Die Bundesregierung will gerade mit dem Konjunkturpaket II in die
Infrastruktur investieren...
Gerke: Soweit es Zukunftsinvestments sind, die man vorziehen kann,
ist es sicherlich vertretbar. Das entbindet aber nicht von der
Verantwortung für das völlig missratene deutsche Steuersystem und die
sehr hohe Belastung der Bürger. Wenn man jetzt die Sozialbeiträge und
die Mehrwertsteuer senken kann, erreicht man in jedem Fall nicht nur
kurz- sondern auch mittelfristig vernünftigere Strukturen als wir sie
zurzeit haben.

Belegt der Milliarden-Betrugsfall des Ex-NASDAQ-Chefs Bernard
Madoff, dass viele aus den Fehlern nichts gelernt haben?
Gerke: Madoff hat offenbar schon Jahre vor der Krise mit enormer
krimineller Energie sein Schneeballsystem installiert.
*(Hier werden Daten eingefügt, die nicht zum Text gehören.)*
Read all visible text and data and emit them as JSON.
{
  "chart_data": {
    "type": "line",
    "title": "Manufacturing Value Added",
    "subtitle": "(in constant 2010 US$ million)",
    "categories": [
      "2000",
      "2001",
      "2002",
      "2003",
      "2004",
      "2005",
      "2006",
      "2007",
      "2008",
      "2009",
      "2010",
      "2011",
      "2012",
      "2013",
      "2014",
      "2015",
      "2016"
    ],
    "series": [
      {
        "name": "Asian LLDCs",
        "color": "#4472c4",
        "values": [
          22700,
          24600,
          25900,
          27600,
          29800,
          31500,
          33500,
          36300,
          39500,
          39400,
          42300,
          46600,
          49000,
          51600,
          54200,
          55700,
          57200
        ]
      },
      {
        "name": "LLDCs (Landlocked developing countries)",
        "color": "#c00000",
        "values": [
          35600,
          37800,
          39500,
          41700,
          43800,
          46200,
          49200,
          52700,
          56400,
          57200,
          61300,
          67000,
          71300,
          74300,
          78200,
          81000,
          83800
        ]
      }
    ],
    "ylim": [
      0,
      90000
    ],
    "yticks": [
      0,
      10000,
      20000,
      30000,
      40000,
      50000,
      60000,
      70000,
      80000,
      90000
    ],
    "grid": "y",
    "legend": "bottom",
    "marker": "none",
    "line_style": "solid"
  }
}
Es ist
erschreckend, dass jemand, der eine so wichtige Funktion an der Börse
hatte, nicht über eine höhere Moral verfügt. Noch bedenklicher ist,
dass die sonst auch von deutschen Firmen so gefürchtete
US-Börsenaufsicht SEC Herrn Madoff nicht früher auf die Schliche
gekommen ist. Da haben die Amerikaner noch eine Menge Hausaufgaben zu
erledigen.

Eigentlich sollte es doch generell auffällig sein, wenn jemand
hohe Renditen verspricht.
Gerke: Ja, dann sollte man immer hellhörig werden. Denn hohe Renditen
sind nur mit hohen Risiken zu erzielen. Genau das haben auch die
Investmentbanken gemacht.

Sollte der Staat dann nicht Finanzprodukte, die hohe Renditen
verheißen, besser gleich untersagen?
Gerke: Nein, es wäre völlig verkehrt, jetzt Risiken zu verbieten.
Dann würde man letztlich auch Innovationen verbieten -- etwa bei
Investitionen in risikoreiche Forschung. Es ist allerdings ganz
wichtig, dass man diejenigen, die im Finanzbereich hohe Risiken mit
Geldern anderer eingehen, vorschreibt, genügend Haftungskapital
vorzuhalten und Aufsichtsbehörden gegenüber Bücher transparent zu
führen. Das halte ich nicht nur für Investmentbanken, Versicherungen
und traditionelle Banken für erforderlich, sondern vor allem auch für
Hedge-Fonds und Private-Equity-Firmen.

In Deutschland gehen Privatbanken und Sparkassen von einem für sie
guten Jahr 2009 aus. Gehen die Banken also wieder als Gewinner aus
einer Wirtschaftskrise hervor?
Gerke: Die Banken, die ein tragfähiges -- andere würden sagen
langweiliges -- Geschäftsmodell haben wie zahlreiche Regionalbanken,
Genossenschaftsbanken und Sparkassen, haben bewiesen, dass sie
wesentlich krisenfester sind als Banken, die hochspekulativ im Markt
sind. Sie haben auch bewiesen, dass sie die von ihnen mitgetragenen
Landesbanken zum Teil gar nicht brauchen. Genossenschaftsbanken und
Sparkassen haben sich also glänzend bewährt, was man von den
Landesbanken nicht behaupten kann. Bei den Landesbanken ist eine
Strukturreform überfällig. Aber hier sträuben sich noch die einzelnen
Landesregierungen in unverantwortlicher Form.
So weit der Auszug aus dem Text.